В XVII веке два прекрасных «Триумфа Галатеи», принадлежащие кисти Агостино Карраччи (ил. 240) и Никола Пуссена (ил. 241), демонстрируют нам альтернативные методы воплощения этого сюжета. Карраччи возвращается к классической, удлиненной горизонтали полотна и к почти классическому ощущению пространства. Его фигуры не заимствованы напрямую из античности, но он придал им то одновременно чувственное и отрешенное выражение, которое так хорошо вписывается в стилистику классического декоративного искусства. Его художественное воображение не обладает свежестью и энергетикой Рафаэля- правда, и Галатея — по сути самое искусственное создание античности. Нереиды с античного саркофага, балансирующие на хвостах тритонов, должно быть, делались с натуры, поскольку эти позы в точности повторяют их дочери в современной Италии, садясь на столь же ненадежные задние сиденья мотороллеров. Но поза «Галатеи» Карраччи, как и «Самсона» Гвидо Рени, подобна колоратурной партии, где вокал сопровождается оркестром развевающихся одежд. Классическая рельефная композиция, так умело использованная Карраччи, не противоречит тому, что он является мастером барокко. Пуссен придерживается противоположной системы взглядов и своим творчеством подтверждает изначальную правдивость античного искусства. Позы и рисунок практически любой из фигур его «Триумфа Галатеи», хотя и пришли из античности, безусловно, проработаны на натуре. Наиболее характерна в этом отношении пара нереид в правой части композиции. Обеих можно найти в декоре саркофагов, тем не менее художник уделяет много внимания их моделировке и перегруппирует их таким образом, что композиция достигает высочайшей уравновешенности и того логического взаимодействия противоположных направлений движения, которое является главной особенностью его дарования.
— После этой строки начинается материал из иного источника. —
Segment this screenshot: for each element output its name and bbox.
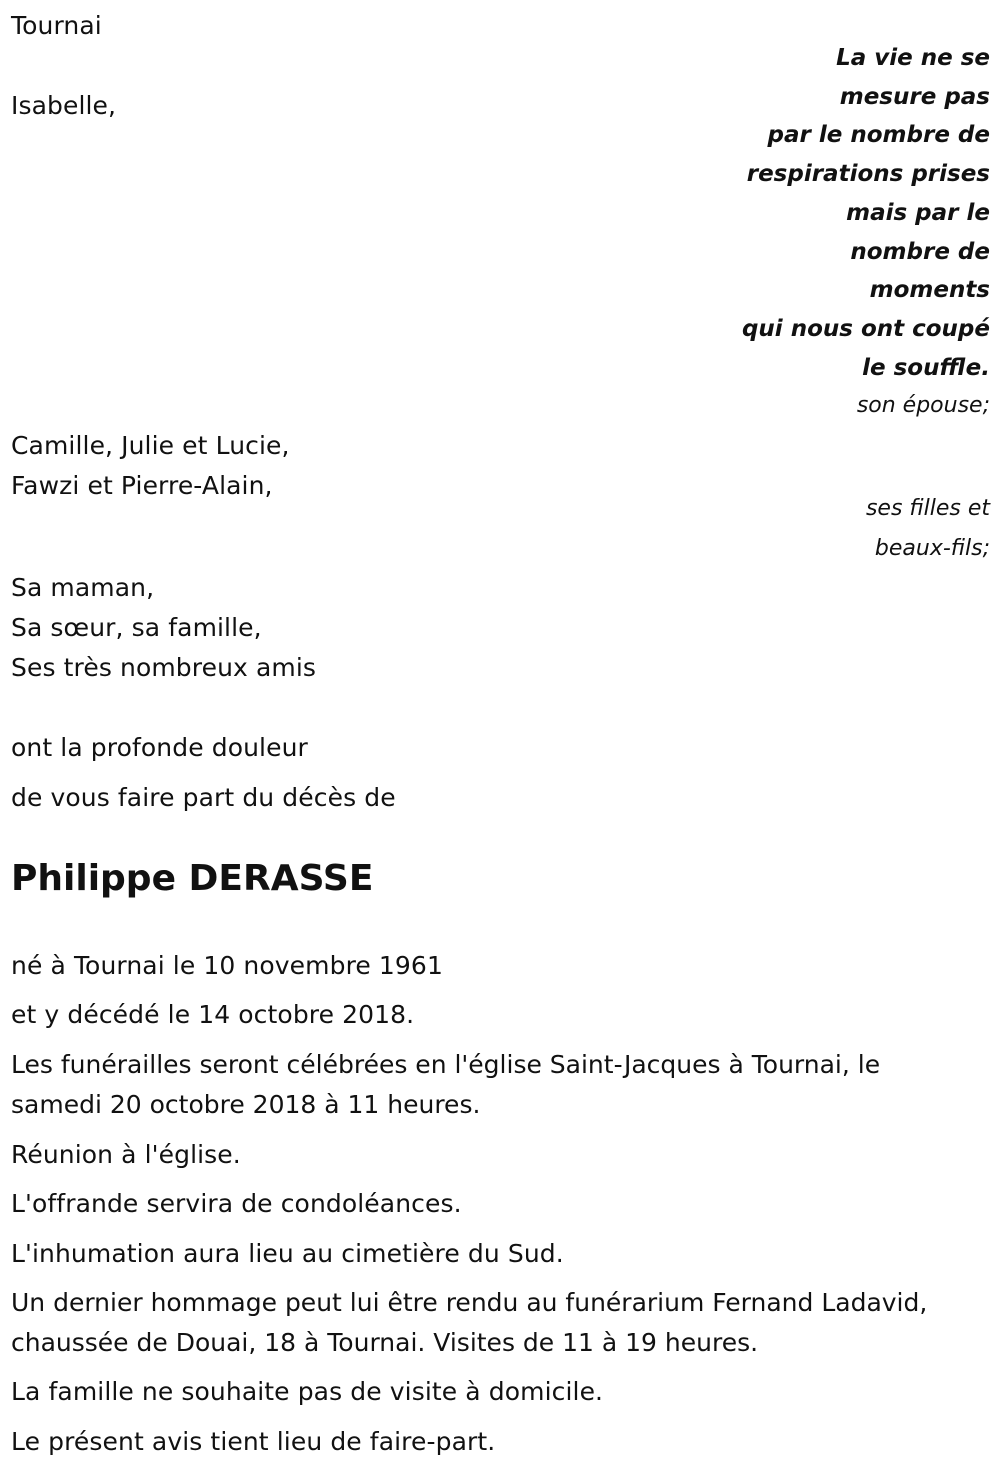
city-heading: Tournai xyxy=(11,11,102,40)
spouse-name: Isabelle, xyxy=(11,91,117,120)
meeting-info: Réunion à l'église. xyxy=(11,1140,241,1169)
daughters-names: Camille, Julie et Lucie, xyxy=(11,431,290,460)
quote-line: La vie ne se xyxy=(836,45,990,71)
deceased-name: Philippe DERASSE xyxy=(11,858,374,899)
quote-line: qui nous ont coupé xyxy=(741,315,990,342)
quote-line: le souffle. xyxy=(862,354,990,381)
children-role-line-1: ses filles et xyxy=(865,496,990,521)
quote-block xyxy=(742,39,990,387)
spouse-role: son épouse; xyxy=(856,393,990,418)
sons-in-law-names: Fawzi et Pierre-Alain, xyxy=(11,471,273,500)
quote-line: mesure pas xyxy=(839,83,990,110)
no-home-visit-info: La famille ne souhaite pas de visite à domicile. xyxy=(11,1377,604,1406)
quote-line: mais par le xyxy=(846,199,990,226)
announcement-line-1: ont la profonde douleur xyxy=(11,733,308,762)
friends-line: Ses très nombreux amis xyxy=(11,653,317,682)
quote-line: par le nombre de xyxy=(767,122,990,149)
tribute-info: Un dernier hommage peut lui être rendu au funérarium Fernand Ladavid, chaussée de Douai, 18 à Tournai. Visites de 11 à 19 heures. xyxy=(11,1288,928,1357)
notice-info: Le présent avis tient lieu de faire-part. xyxy=(11,1427,496,1456)
mother-line: Sa maman, xyxy=(11,573,155,602)
announcement-line-2: de vous faire part du décès de xyxy=(11,783,396,812)
quote-line: nombre de xyxy=(850,238,990,265)
quote-line: moments xyxy=(869,277,990,304)
burial-info: L'inhumation aura lieu au cimetière du Sud. xyxy=(11,1239,564,1268)
birth-info: né à Tournai le 10 novembre 1961 xyxy=(11,951,443,980)
death-info: et y décédé le 14 octobre 2018. xyxy=(11,1000,415,1029)
offering-info: L'offrande servira de condoléances. xyxy=(11,1189,462,1218)
funeral-info: Les funérailles seront célébrées en l'église Saint-Jacques à Tournai, le samedi 20 octobre 2018 à 11 heures. xyxy=(11,1050,881,1119)
quote-line: respirations prises xyxy=(746,161,990,188)
children-role-line-2: beaux-fils; xyxy=(874,536,990,561)
sister-line: Sa sœur, sa famille, xyxy=(11,613,262,642)
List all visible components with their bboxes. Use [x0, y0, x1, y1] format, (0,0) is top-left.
Как будто специально для того, чтобы поощрить историка искусства в его анализе, стокгольмский «Триумф Галатеи» Буше иллюстрирует следующую стадию развития той же идеи. В противовес логике Пуссена все в этой картине кажется следствием случайной прихоти и счастливого случая. В действительности за колоритным фасадом рококо скрывается основательное мастерство композиции, но легкомысленные очертания и пренебрежение канонами застают нас врасплох. Все находится в движении. Фигуры покачиваются на волнах с вновь обретенной непринужденностью, а знакомые вихри драпировок разлетаются в стороны и взмывают в небо. Прелестные, пышные, соблазнительные нереиды несомненно писались с натуры, а затем были перенесены в обстановку чарующей нереальности. Если бы искусство, как кулинария, существовало исключительно дли того, чтобы удовлетворять, вкус, оно не могло бы пойти дальше.
Нагота продолжает снабжать сюжетами декоративное искусство вплоть до сегодняшнего дня. В XIX веке, когда оно было проявлением не столько стиля, сколько боязни пустоты, все свободные пространства в театрах и ресторанах были заполнены пошлыми скульптурами дионисийской тематики, не имеющими ничего общего с настоящими творческими исканиями того времени. Возможно, лишь один человек смог придать оригинальность этому превратившемуся в источник дохода украшательству — скульптор Карпо; его группа «Танец» в парижской Опере (ил. 242) находится на черте, разделяющей лишенное искренности искусство постиндустриальной эпохи и предшествующее ему подлинное художественное творчество. Ее сходство с «Аполлоном и Дафной» Бернини очевидно, а женские фигуры продолжают традиции французских скульпторов XVIII века, таких как Пажу и Клодион. Фигуры Карпо, без сомнения, проигрывают в стиле и содержании, а их улыбки отдают мещанской стыдливостью времени Второй империи, но он сумел так ярко выразить в своей работе подлинное движение танца, что мы готовы опустить детали и полностью отдаться древнему экстатическому ритму.